Рана и в самом деле была скверного характера. Не одно пулевое отверстие, как он думал сперва, а два. Судя по размеру, оставлены пистолетными пулями. Одно в повздошье, на три пальца выше и правее пупка, второе – в районе седьмого ребра, неподалеку. Ранения слепые, это сразу видно. Пули, пробив сукно, кожу, мышцы и кости, засели где-то внутри. Виттерштейн прикрыл глаза, позволив своей руке с широко расставленными пальцами скользить над животом тоттмейстера.

- Плохо, - выдохнул он кратко Гринбергу, - hepar… Печень. Правая доля пробита почти насквозь. И, что еще хуже, перебита центральная печеночная вена. Плохая рана. Жить ему четверть часа, если не меньше. Вторая пуля… Ага, вот она, паршивка. Тут все просто. Скол на восьмом ребре, пробито легкое. Надо браться немедля, иначе захлебнется кровью. Начинать следует с печени. Я попытаюсь извлечь пулю через раневой канал. И, поверьте, это сложнее, чем разрядить мину. Одно неаккуратное движение, и я разворочу центральную вену окончательно, и тогда уж не вытащить… Кровотечения такого уровня не могу остановить даже я. Начинаем же. Тампонируйте, расширяйте рану, держите наготове щипцы.

Он мысленно протянул тень своей руки к животу лежащего без сознания человека и уже нащупал в его горячих и пульсирующих недрах комок холодной стали, когда заметил, что Гринберг не отзывается. Это разозлило его.

- Доктор Гринберг! – крикнул он, - Имейте в виду, что отказ от врачебной помощи я могу расценивать не просто как манкирование вашими служебными обязанностями, а как самый откровенный саботаж!

- Возможно, господин лебенсмейстер, - голос Гринберга показался Виттерштейну удивительно безжизненным, - Возможно. Но прежде, чем вы продолжите операцию, я настоятельно советую вам взглянуть на это.

Виттерштейн раздраженно обернулся от операционного стола. Гринберг держал в руках листок грязно-белой бумаги, который, судя по всему, вытащил из кармана тоттмейстерского кителя. Обычный листок из тех, что носят в планшетных сумках офицеры – какое-нибудь донесение или депеша, Виттерштейн мало интересовался военной формалистикой.

- Если вы думаете, что у меня есть время читать корреспонденцию, когда на столе умирает человек…

- Взгляните.

Гринберг сказал это таким тоном, что Виттерштейн, забыв про раздражение, взял листок. Несколько отбитых на печатной машинке строк, смазанных, как бывает с депешами, которые сложили и долго носили в кармане. «…предписано совершить…», «приказываю на месте начать», «по результатам мобилизационных действий…». Что за чертовщина?

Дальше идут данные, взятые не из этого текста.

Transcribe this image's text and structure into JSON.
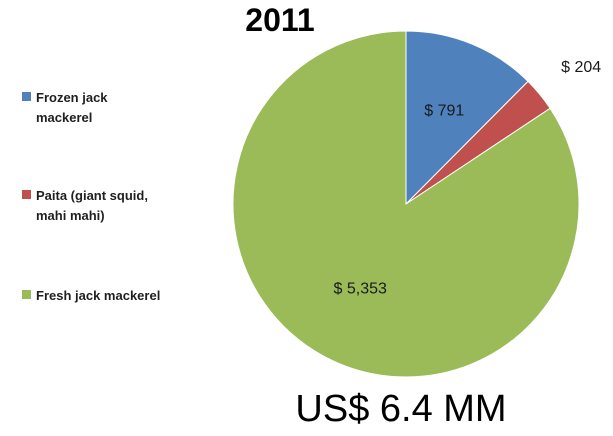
{
  "chart_data": {
    "type": "pie",
    "title": "2011",
    "categories": [
      "Frozen jack mackerel",
      "Paita (giant squid, mahi mahi)",
      "Fresh jack mackerel"
    ],
    "values": [
      791,
      204,
      5353
    ],
    "data_labels": [
      "$ 791",
      "$ 204",
      "$ 5,353"
    ],
    "colors": [
      "#4F81BD",
      "#C0504D",
      "#9BBB59"
    ],
    "legend_position": "left",
    "total_label": "US$ 6.4 MM"
  },
  "legend": {
    "items": [
      {
        "label_lines": [
          "Frozen jack",
          "mackerel"
        ],
        "color": "#4F81BD"
      },
      {
        "label_lines": [
          "Paita (giant squid,",
          "mahi mahi)"
        ],
        "color": "#C0504D"
      },
      {
        "label_lines": [
          "Fresh jack mackerel"
        ],
        "color": "#9BBB59"
      }
    ]
  }
}
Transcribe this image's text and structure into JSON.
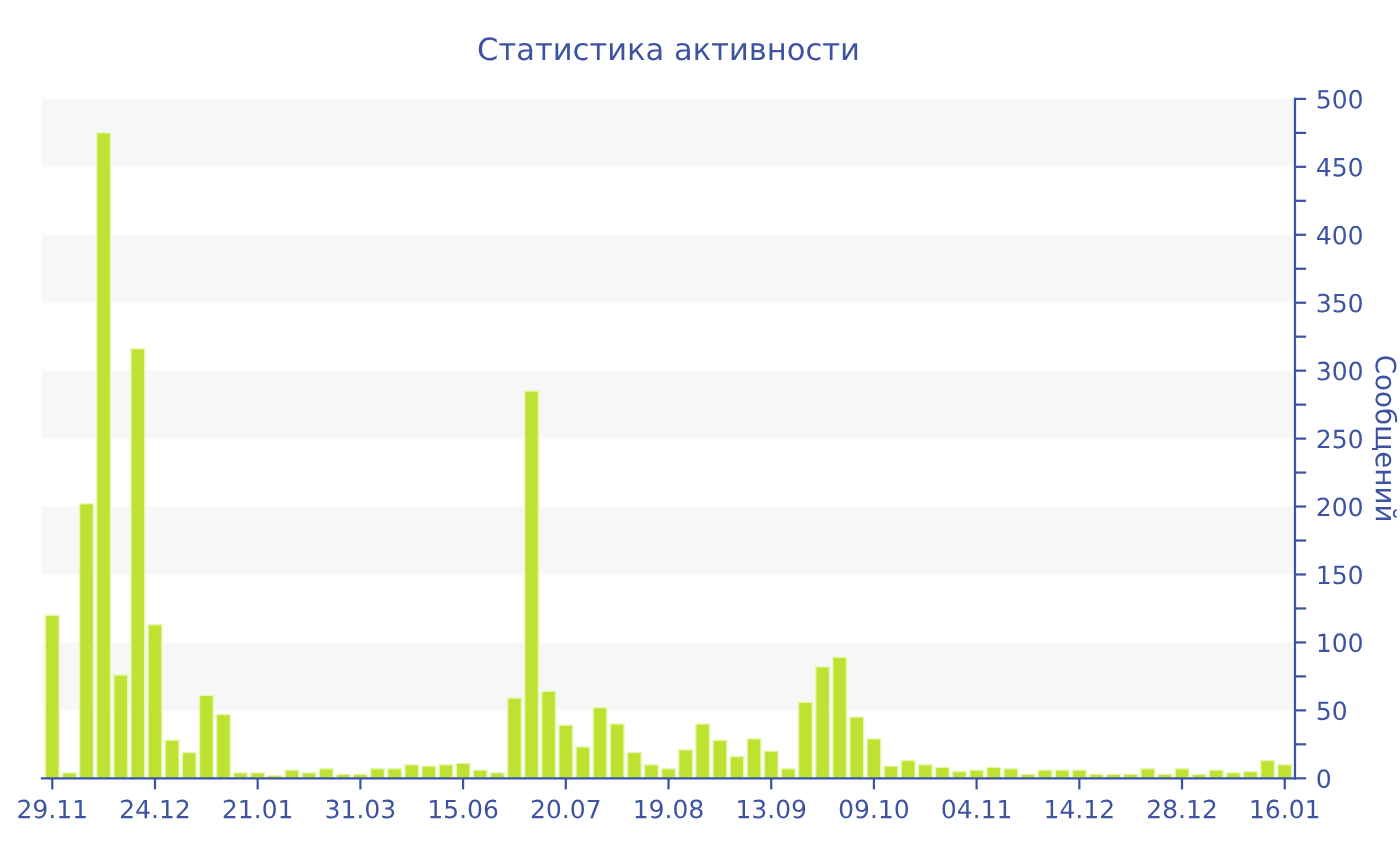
{
  "chart_data": {
    "type": "bar",
    "title": "Статистика активности",
    "ylabel": "Сообщений",
    "categories": [
      "29.11",
      null,
      null,
      null,
      null,
      null,
      "24.12",
      null,
      null,
      null,
      null,
      null,
      "21.01",
      null,
      null,
      null,
      null,
      null,
      "31.03",
      null,
      null,
      null,
      null,
      null,
      "15.06",
      null,
      null,
      null,
      null,
      null,
      "20.07",
      null,
      null,
      null,
      null,
      null,
      "19.08",
      null,
      null,
      null,
      null,
      null,
      "13.09",
      null,
      null,
      null,
      null,
      null,
      "09.10",
      null,
      null,
      null,
      null,
      null,
      "04.11",
      null,
      null,
      null,
      null,
      null,
      "14.12",
      null,
      null,
      null,
      null,
      null,
      "28.12",
      null,
      null,
      null,
      null,
      null,
      "16.01"
    ],
    "values": [
      120,
      4,
      202,
      475,
      76,
      316,
      113,
      28,
      19,
      61,
      47,
      4,
      4,
      2,
      6,
      4,
      7,
      3,
      3,
      7,
      7,
      10,
      9,
      10,
      11,
      6,
      4,
      59,
      285,
      64,
      39,
      23,
      52,
      40,
      19,
      10,
      7,
      21,
      40,
      28,
      16,
      29,
      20,
      7,
      56,
      82,
      89,
      45,
      29,
      9,
      13,
      10,
      8,
      5,
      6,
      8,
      7,
      3,
      6,
      6,
      6,
      3,
      3,
      3,
      7,
      3,
      7,
      3,
      6,
      4,
      5,
      13,
      10
    ],
    "color": "#bde232",
    "ylim": [
      0,
      500
    ],
    "yticks": [
      0,
      {
        "value": 25,
        "label": null
      },
      50,
      {
        "value": 75,
        "label": null
      },
      100,
      {
        "value": 125,
        "label": null
      },
      150,
      {
        "value": 175,
        "label": null
      },
      200,
      {
        "value": 225,
        "label": null
      },
      250,
      {
        "value": 275,
        "label": null
      },
      300,
      {
        "value": 325,
        "label": null
      },
      350,
      {
        "value": 375,
        "label": null
      },
      400,
      {
        "value": 425,
        "label": null
      },
      450,
      {
        "value": 475,
        "label": null
      },
      500
    ],
    "bands": [
      {
        "axis": "y",
        "from": 50,
        "to": 100,
        "color": "#f7f7f7"
      },
      {
        "axis": "y",
        "from": 150,
        "to": 200,
        "color": "#f7f7f7"
      },
      {
        "axis": "y",
        "from": 250,
        "to": 300,
        "color": "#f7f7f7"
      },
      {
        "axis": "y",
        "from": 350,
        "to": 400,
        "color": "#f7f7f7"
      },
      {
        "axis": "y",
        "from": 450,
        "to": 500,
        "color": "#f7f7f7"
      }
    ],
    "grid": false,
    "legend": false
  }
}
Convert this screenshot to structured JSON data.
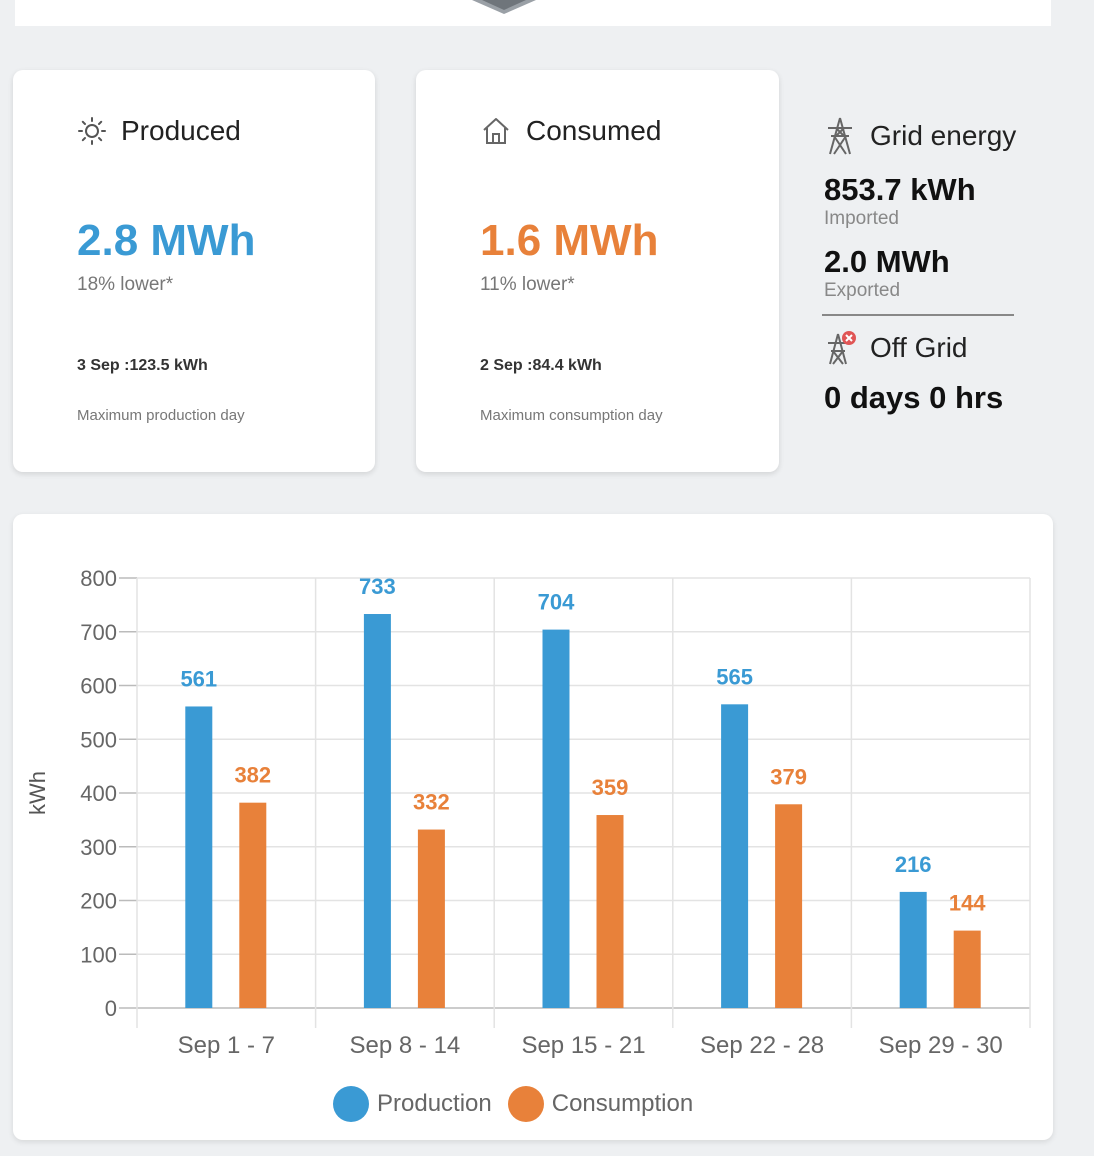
{
  "colors": {
    "production": "#3a9ad4",
    "consumption": "#e8813a"
  },
  "produced": {
    "title": "Produced",
    "icon": "sun-icon",
    "value": "2.8 MWh",
    "change": "18% lower*",
    "max_day": "3 Sep :123.5 kWh",
    "max_label": "Maximum production day"
  },
  "consumed": {
    "title": "Consumed",
    "icon": "house-icon",
    "value": "1.6 MWh",
    "change": "11% lower*",
    "max_day": "2 Sep :84.4 kWh",
    "max_label": "Maximum consumption day"
  },
  "grid": {
    "title": "Grid energy",
    "icon": "power-tower-icon",
    "imported_value": "853.7 kWh",
    "imported_label": "Imported",
    "exported_value": "2.0 MWh",
    "exported_label": "Exported",
    "offgrid_title": "Off Grid",
    "offgrid_icon": "power-tower-off-icon",
    "offgrid_value": "0 days 0 hrs"
  },
  "chart_data": {
    "type": "bar",
    "categories": [
      "Sep 1 - 7",
      "Sep 8 - 14",
      "Sep 15 - 21",
      "Sep 22 - 28",
      "Sep 29 - 30"
    ],
    "series": [
      {
        "name": "Production",
        "values": [
          561,
          733,
          704,
          565,
          216
        ]
      },
      {
        "name": "Consumption",
        "values": [
          382,
          332,
          359,
          379,
          144
        ]
      }
    ],
    "ylabel": "kWh",
    "ylim": [
      0,
      800
    ],
    "yticks": [
      0,
      100,
      200,
      300,
      400,
      500,
      600,
      700,
      800
    ],
    "grid": true,
    "legend": "bottom"
  }
}
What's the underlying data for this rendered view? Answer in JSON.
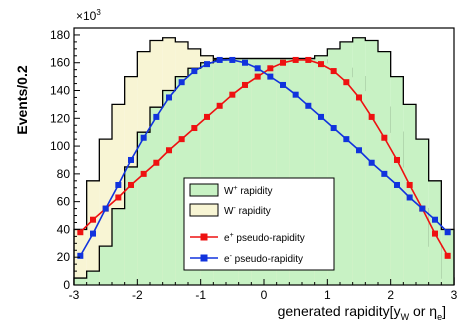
{
  "chart_data": {
    "type": "line",
    "ylabel": "Events/0.2",
    "y_multiplier": "×10",
    "y_multiplier_exp": "3",
    "xlabel_parts": {
      "main": "generated rapidity[y",
      "sub1": "W",
      "mid": " or η",
      "sub2": "e",
      "end": "]"
    },
    "xlim": [
      -3,
      3
    ],
    "ylim": [
      0,
      185
    ],
    "xticks": [
      -3,
      -2,
      -1,
      0,
      1,
      2,
      3
    ],
    "yticks": [
      0,
      20,
      40,
      60,
      80,
      100,
      120,
      140,
      160,
      180
    ],
    "bin_edges": [
      -3.0,
      -2.8,
      -2.6,
      -2.4,
      -2.2,
      -2.0,
      -1.8,
      -1.6,
      -1.4,
      -1.2,
      -1.0,
      -0.8,
      -0.6,
      -0.4,
      -0.2,
      0.0,
      0.2,
      0.4,
      0.6,
      0.8,
      1.0,
      1.2,
      1.4,
      1.6,
      1.8,
      2.0,
      2.2,
      2.4,
      2.6,
      2.8,
      3.0
    ],
    "histograms": [
      {
        "name_main": "W",
        "name_sup": "+",
        "name_rest": " rapidity",
        "fill": "#c8f2c4",
        "stroke": "#000000",
        "values": [
          5,
          10,
          28,
          55,
          85,
          110,
          128,
          140,
          150,
          156,
          160,
          162,
          163,
          163,
          163,
          163,
          163,
          163,
          163,
          165,
          170,
          175,
          178,
          176,
          168,
          150,
          130,
          105,
          75,
          40
        ]
      },
      {
        "name_main": "W",
        "name_sup": "-",
        "name_rest": " rapidity",
        "fill": "#f8f5d4",
        "stroke": "#000000",
        "values": [
          40,
          75,
          105,
          130,
          150,
          168,
          176,
          178,
          175,
          170,
          165,
          163,
          163,
          163,
          163,
          163,
          163,
          163,
          163,
          162,
          160,
          156,
          150,
          140,
          128,
          110,
          85,
          55,
          28,
          5
        ]
      }
    ],
    "series": [
      {
        "name_main": "e",
        "name_sup": "+",
        "name_rest": " pseudo-rapidity",
        "color": "#ee1111",
        "x": [
          -2.9,
          -2.7,
          -2.5,
          -2.3,
          -2.1,
          -1.9,
          -1.7,
          -1.5,
          -1.3,
          -1.1,
          -0.9,
          -0.7,
          -0.5,
          -0.3,
          -0.1,
          0.1,
          0.3,
          0.5,
          0.7,
          0.9,
          1.1,
          1.3,
          1.5,
          1.7,
          1.9,
          2.1,
          2.3,
          2.5,
          2.7,
          2.9
        ],
        "values": [
          38,
          47,
          55,
          63,
          72,
          80,
          88,
          97,
          105,
          113,
          121,
          129,
          137,
          144,
          150,
          156,
          160,
          162,
          162,
          159,
          154,
          146,
          135,
          121,
          106,
          90,
          72,
          55,
          37,
          21
        ]
      },
      {
        "name_main": "e",
        "name_sup": "-",
        "name_rest": " pseudo-rapidity",
        "color": "#1133dd",
        "x": [
          -2.9,
          -2.7,
          -2.5,
          -2.3,
          -2.1,
          -1.9,
          -1.7,
          -1.5,
          -1.3,
          -1.1,
          -0.9,
          -0.7,
          -0.5,
          -0.3,
          -0.1,
          0.1,
          0.3,
          0.5,
          0.7,
          0.9,
          1.1,
          1.3,
          1.5,
          1.7,
          1.9,
          2.1,
          2.3,
          2.5,
          2.7,
          2.9
        ],
        "values": [
          21,
          37,
          55,
          72,
          90,
          106,
          121,
          135,
          146,
          154,
          159,
          162,
          162,
          160,
          156,
          150,
          144,
          137,
          129,
          121,
          113,
          105,
          97,
          88,
          80,
          72,
          63,
          55,
          47,
          38
        ]
      }
    ],
    "legend": {
      "position": "lower-center"
    }
  }
}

Уставший взгляд Виттерштейна скользнул в самый верх листа и резком электрическом свете разглядел то, что сразу показалось странным, но не сразу дошло до мозга. Вместо коронованного кайзеровского орла бумагу украшало другое изображение. Две скрещенные кости, старый флибустьерский символ. Но под ними располагалось лаконичное: «Орден Тоттмейстеров. Западный оперативный штаб».

- Приказ какой-то, - буркнул Виттерштейн, уже испытывая отвращение к документу, - Чего вы от меня хотите, доктор Гринберг?

- Да прочитайте же! Читайте его!

Виттерштейн стал читать. Поплывшие угольные строки с острыми углами походили на запчасти пулемета, сложенные в хаотическом порядке. Смысл впитывался в мозг медленно, точно тот был обложен проспиртованной ватой.

«С получением данного приказа предлагается вам немедленно направиться в расположение двести пятого пехотного полка в пяти километрах от Монса. В связи с тем, что полку предписано совершить контратаку на укрепленные английские позиции, вероятность захвата которых оценивается как минимальная, приказываю на месте начать формирование штурмовой роты Чумного Легиона численностью до двухсот единиц под вашим руководством, используя новообразованный ресурс. По результатам мобилизационных действий немедленно известить Оперативный штаб шифрограммой или же с помощью люфтмейстера надлежащего уровня доступа…»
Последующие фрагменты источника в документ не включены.